Eos sortait du lit de l'illustre Tithon, afin de porter la lumière aux immortels et aux mortels. Les dieux étaient assis pour tenir conseil, et au milieu d'eux était Zeus qui tonne dans les hauteurs et dont la puissance est la plus grande. Athéna leur rappelait toutes les souffrances qu’endurait Ulysse. Elle se souvenait de lui avec tristesse parce qu'il était retenu dans la demeure d'une Nymphe :
- Père Zeus, et vous, dieux heureux qui vivez toujours, nul ne se souvient du divin Ulysse. Subissant des peines cruelles, il est enfermé dans l'île de la nymphe Calypso qui le retient de force.
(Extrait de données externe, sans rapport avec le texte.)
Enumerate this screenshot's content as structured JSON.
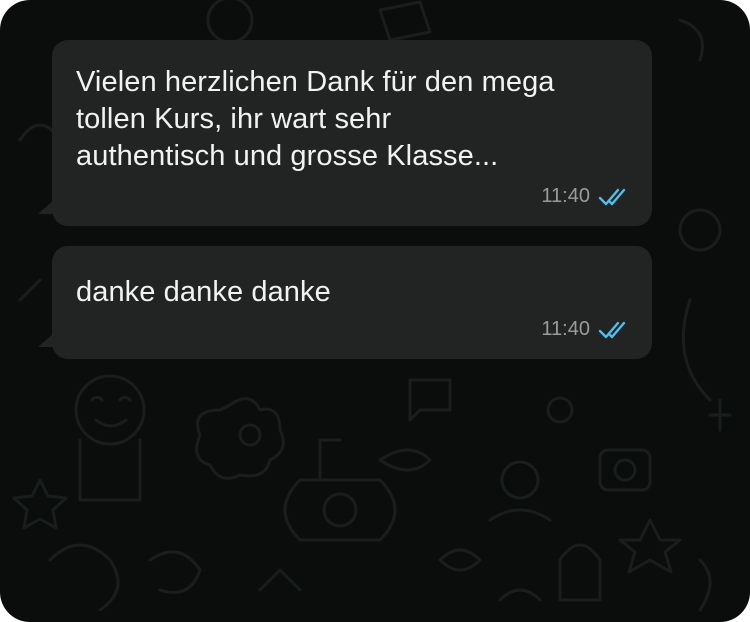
{
  "messages": [
    {
      "text": "Vielen herzlichen Dank für den mega\ntollen Kurs, ihr wart sehr\nauthentisch und grosse Klasse...",
      "time": "11:40",
      "status": "read",
      "status_icon": "double-check-icon",
      "status_color": "#53bdeb"
    },
    {
      "text": "danke danke danke",
      "time": "11:40",
      "status": "read",
      "status_icon": "double-check-icon",
      "status_color": "#53bdeb"
    }
  ],
  "colors": {
    "background": "#0b0d0d",
    "bubble": "#222424",
    "text": "#f2f2f2",
    "meta": "#9a9c9c"
  }
}
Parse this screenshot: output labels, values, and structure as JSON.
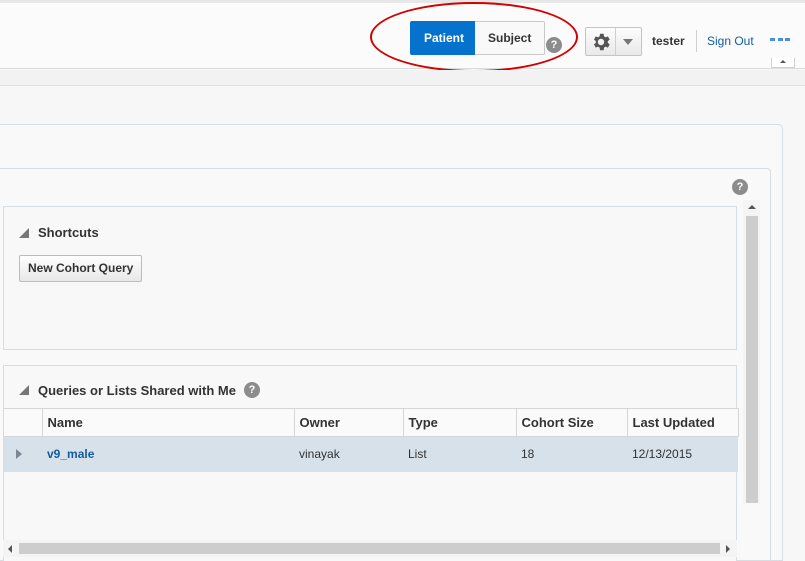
{
  "header": {
    "toggle": {
      "patient_label": "Patient",
      "subject_label": "Subject",
      "active": "Patient"
    },
    "help_glyph": "?",
    "settings_icon": "gear-icon",
    "username": "tester",
    "signout_label": "Sign Out",
    "more_icon": "more-icon"
  },
  "annotation": {
    "color": "#d20000"
  },
  "panel": {
    "help_glyph": "?"
  },
  "shortcuts": {
    "title": "Shortcuts",
    "new_cohort_label": "New Cohort Query"
  },
  "shared": {
    "title": "Queries or Lists Shared with Me",
    "help_glyph": "?",
    "columns": [
      "Name",
      "Owner",
      "Type",
      "Cohort Size",
      "Last Updated"
    ],
    "rows": [
      {
        "name": "v9_male",
        "owner": "vinayak",
        "type": "List",
        "cohort_size": "18",
        "last_updated": "12/13/2015"
      }
    ]
  },
  "colors": {
    "accent": "#0572ce",
    "link": "#145c9e",
    "selected_row": "#d6e1ea"
  }
}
Il ne peut retourner dans la terre de sa patrie, car il n'a ni nefs ni compagnons qui puissent le conduire sur le vaste dos de la mer. Et voici maintenant qu'on veut tuer son fils bien-aimé à son retour, car il est parti s'informer de son père, dans la divine Pylos et l'illustre Lacédémone.
Zeus qui amasse les nuées lui répondit :
- Mon enfant, quelles paroles se sont échappées d'entre tes dents ? N'as-tu pas décidé toi-même qu'Ulysse reviendrait et se vengerait ? Conduis Télémaque, car tu le peux, afin qu'il retourne sain et sauf dans sa patrie, et que les prétendants repartent sur leur nef.
Il parla ainsi, et il dit à Hermès, son cher fils :
- Hermès, toi qui es le messager des dieux, va dire à la nymphe aux beaux cheveux que nous avons résolu le retour d'Ulysse. Qu'elle le laisse partir. Sans qu'aucun dieu ou qu'aucun homme le conduise, sur un radeau, seul, et subissant de nouvelles douleurs, il parviendra le vingtième jour à la fertile Schérie, la terre des Phéaciens qui descendent des Dieux. Les Phéaciens l'honoreront comme un dieu, et le ramèneront chez lui sur une nef. Ils lui donneront plus d'airain, d'or et de vêtements qu’il n'en eût rapporté de Troie, s'il était revenu sain et sauf, en ayant reçu sa part du butin. Ainsi sa destinée est de revoir ses amis et de rentrer dans sa haute demeure et dans la terre de sa patrie.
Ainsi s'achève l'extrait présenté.